Engracia nodded and started up the stairs with two sets of sheets, thinking that she could be done with Malaya’s room before she got home. Sometimes the girl would skip school, and when she did, she would stay in bed until well past noon. Her room got the morning sun, and Engracia was amazed that she could stay asleep, swaddled in blankets, with the sun beating in and the second floor so warm that Engracia wou
ld feel slightly nauseous as she scrubbed out the shower.
Someday she would return to the El Capitan to work. They had told her she could have her job back any time she wanted, at least if the El Capitan was still open. Engracia was thinking about it. She didn’t like working in homes, and while she appreciated that the padre had gotten her these jobs—that he understood she needed something to do every day—eventually she would go back to the El Capitan. It was just hard going back, as if her life were still the same.
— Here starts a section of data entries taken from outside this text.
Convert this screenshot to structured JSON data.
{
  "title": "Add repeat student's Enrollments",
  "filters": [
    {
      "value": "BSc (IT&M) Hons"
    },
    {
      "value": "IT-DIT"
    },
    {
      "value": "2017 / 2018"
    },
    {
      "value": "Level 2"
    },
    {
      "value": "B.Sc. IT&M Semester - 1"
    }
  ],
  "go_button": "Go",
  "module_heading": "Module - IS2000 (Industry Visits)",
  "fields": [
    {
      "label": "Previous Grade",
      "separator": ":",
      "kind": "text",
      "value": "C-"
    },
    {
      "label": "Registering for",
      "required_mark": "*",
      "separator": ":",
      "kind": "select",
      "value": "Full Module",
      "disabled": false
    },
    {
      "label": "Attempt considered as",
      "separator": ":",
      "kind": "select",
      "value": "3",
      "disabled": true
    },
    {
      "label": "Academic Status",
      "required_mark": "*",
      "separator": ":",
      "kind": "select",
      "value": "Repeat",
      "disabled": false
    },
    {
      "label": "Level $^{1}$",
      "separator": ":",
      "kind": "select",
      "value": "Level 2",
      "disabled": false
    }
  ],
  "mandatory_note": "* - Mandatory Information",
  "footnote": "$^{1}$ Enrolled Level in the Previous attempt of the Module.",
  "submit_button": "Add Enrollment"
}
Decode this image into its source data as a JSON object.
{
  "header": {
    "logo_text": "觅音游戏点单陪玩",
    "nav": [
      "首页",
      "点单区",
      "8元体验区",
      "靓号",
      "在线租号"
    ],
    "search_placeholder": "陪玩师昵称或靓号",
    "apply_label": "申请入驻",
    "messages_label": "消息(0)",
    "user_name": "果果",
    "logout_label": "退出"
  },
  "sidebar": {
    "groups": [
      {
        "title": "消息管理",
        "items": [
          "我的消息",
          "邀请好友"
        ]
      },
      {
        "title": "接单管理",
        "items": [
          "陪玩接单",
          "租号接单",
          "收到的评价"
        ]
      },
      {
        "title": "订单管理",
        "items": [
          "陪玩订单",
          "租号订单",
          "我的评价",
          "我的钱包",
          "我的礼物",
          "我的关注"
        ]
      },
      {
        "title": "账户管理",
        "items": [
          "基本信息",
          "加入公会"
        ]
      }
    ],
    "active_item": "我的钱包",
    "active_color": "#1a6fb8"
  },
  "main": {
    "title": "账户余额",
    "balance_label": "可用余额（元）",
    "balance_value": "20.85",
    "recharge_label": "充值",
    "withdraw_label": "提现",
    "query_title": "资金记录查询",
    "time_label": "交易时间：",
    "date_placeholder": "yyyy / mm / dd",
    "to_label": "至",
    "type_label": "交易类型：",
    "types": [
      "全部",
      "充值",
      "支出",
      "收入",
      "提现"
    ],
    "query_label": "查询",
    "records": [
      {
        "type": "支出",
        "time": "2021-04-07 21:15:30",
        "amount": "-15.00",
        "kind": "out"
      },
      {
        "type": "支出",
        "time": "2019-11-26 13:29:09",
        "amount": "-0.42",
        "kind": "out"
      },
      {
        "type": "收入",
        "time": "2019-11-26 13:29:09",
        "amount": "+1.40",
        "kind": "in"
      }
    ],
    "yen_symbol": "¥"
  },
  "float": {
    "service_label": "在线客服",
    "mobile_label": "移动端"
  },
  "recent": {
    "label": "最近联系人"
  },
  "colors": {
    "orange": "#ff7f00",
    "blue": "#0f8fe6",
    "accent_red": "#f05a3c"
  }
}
Malaya’s room had a deep-orange wall and a poster of Manny Pacquiao on it. Diego had been wild for boxing too; it was something he shared with his dad. Juan was in Las Vegas twenty years ago when Chavez fought Taylor—it was the first time he had crossed the border—and he and Diego had spent hours watching old fights on YouTube and hashing out why Chavez was the greatest Mexican fighter of all time.
This is how it was for Engracia, day after day, alone with these memories, these thoughts. She supposed it would be like this until she died—until finally she died—because she agreed with the padre: she did not have the choice about how long she lived.
Engracia snapped Malaya’s sheet expertly under the mattress. She tugged the comforter up straight, and placed the girl’s collection of pillows and teddy bears back on the bed. The room was a sort of archeology of girlhood: a row of puppets on one bookshelf, a doll-sized American Girl dresser and bed in the corner, a pile of CDs with titles scribbled in blue and green marker: Aimee’s Mix, Road Trip 1987, Don’t Listen to This Sober. There were photos of little girls on soccer teams and at Fern Adair dance recitals; there was a dried-up corsage, a Homecoming Court banner, a collection of flip-flops, tangled necklaces hanging from a metal stand, and a leopard-print padded bra on top of the bureau.